The US-headquartered aluminium producer has around 20 sites it is considering selling, 10 of which it has prioritised for sale.

The sale of these sites could generate between $500 million and $1 billion.

Molly Beerman, Alcoa’s Executive Vice President and Chief Financial Officer, said the majority of its transformation sites – the company’s term for former closed locations - have electrical infrastructure remaining that would be attractive to a data centre build.

She told last week’s Citi 2025 Basic Materials Conference: “Versus the past when we maybe just went after them as asset sales, now we're looking at working with developers of data centres, and we're getting much more interesting and attractive valuations.

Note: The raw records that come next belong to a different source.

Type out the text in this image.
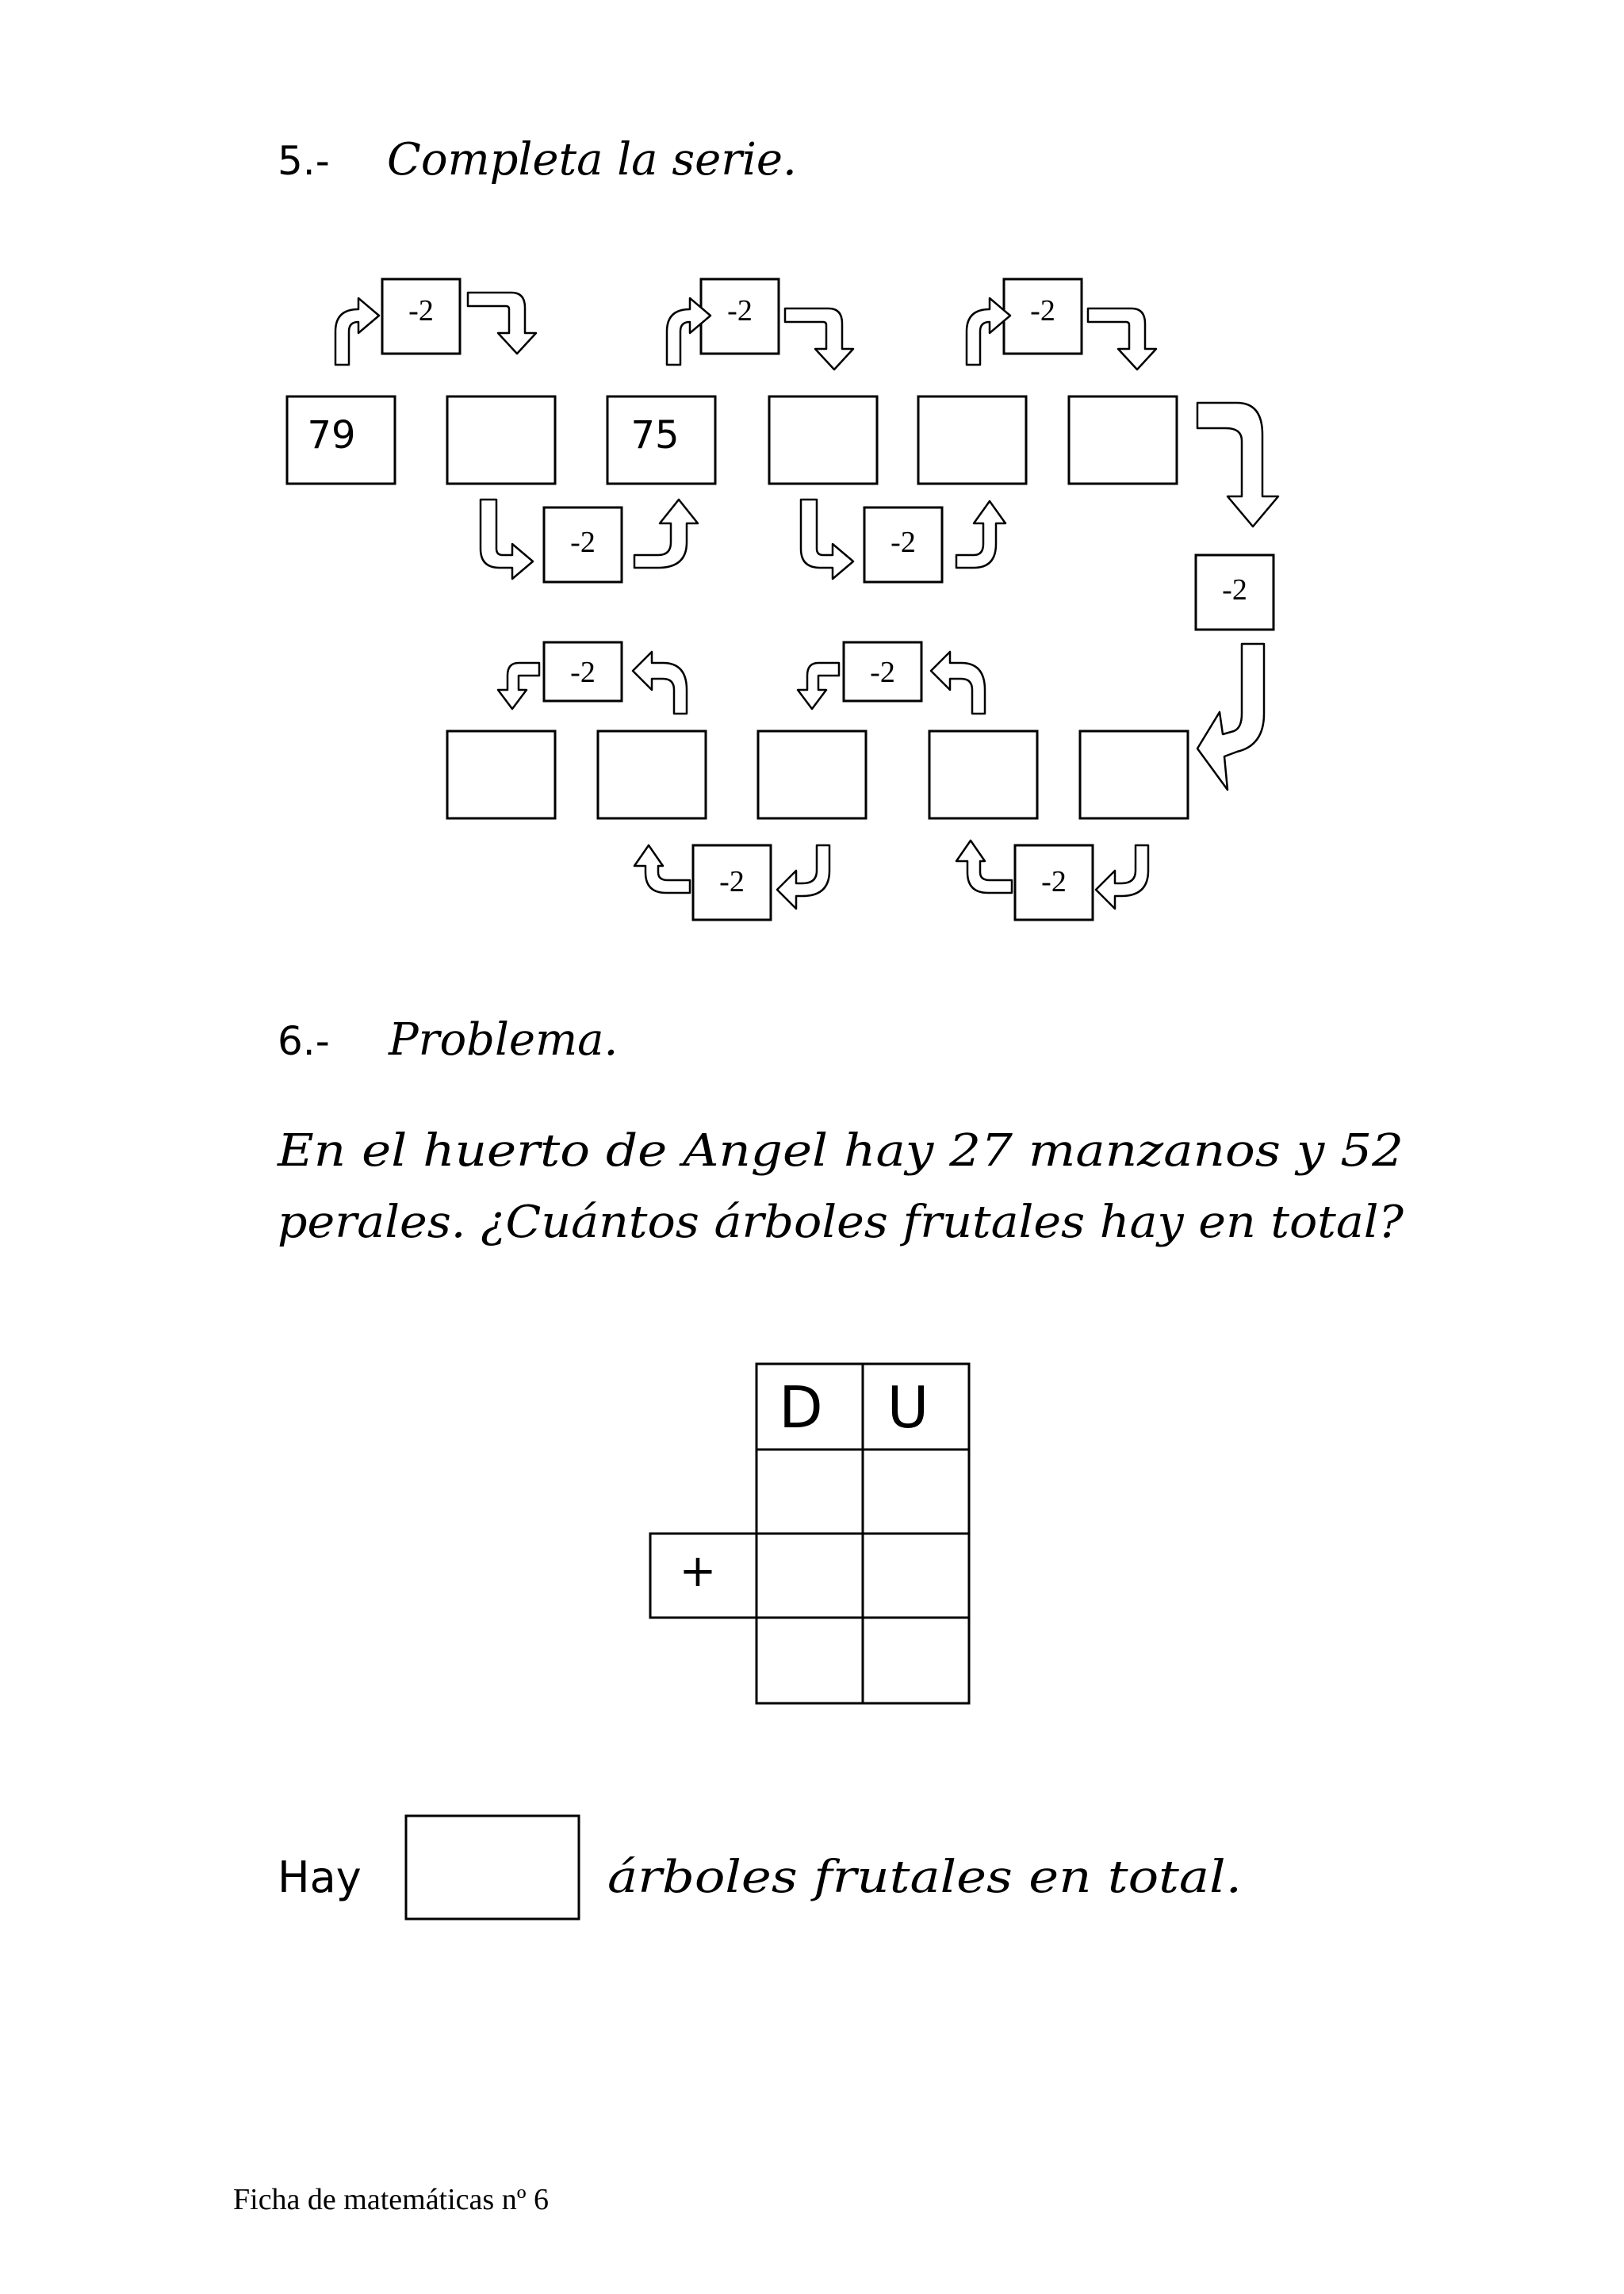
5.- Completa la serie.
79	75
-2	-2	-2
-2	-2
-2
-2	-2
-2	-2
6.- Problema.
En el huerto de Angel hay 27 manzanos y 52
perales. ¿Cuántos árboles frutales hay en total?
D U
+
Hay	árboles frutales en total.
Ficha de matemáticas nº 6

“One that we're working on now that will probably come to fruition first is a former smelter site where we do see that we may be able to get an upfront cash payment, possibly even a stream of cash payments, and then another cash payment at the end.”

She added: I think the data centre, there's absolutely a recognition that the need is between now and 2028.

“So, we're working on our ready sites so that we can deliver on that. Data centres can be built fairly expeditiously. So, we're still in good line of sight to get some of these done in the near term.”

The statement comes as Alcoa warns of the threat data centres pose to smelters, due to their power consumption and higher rates.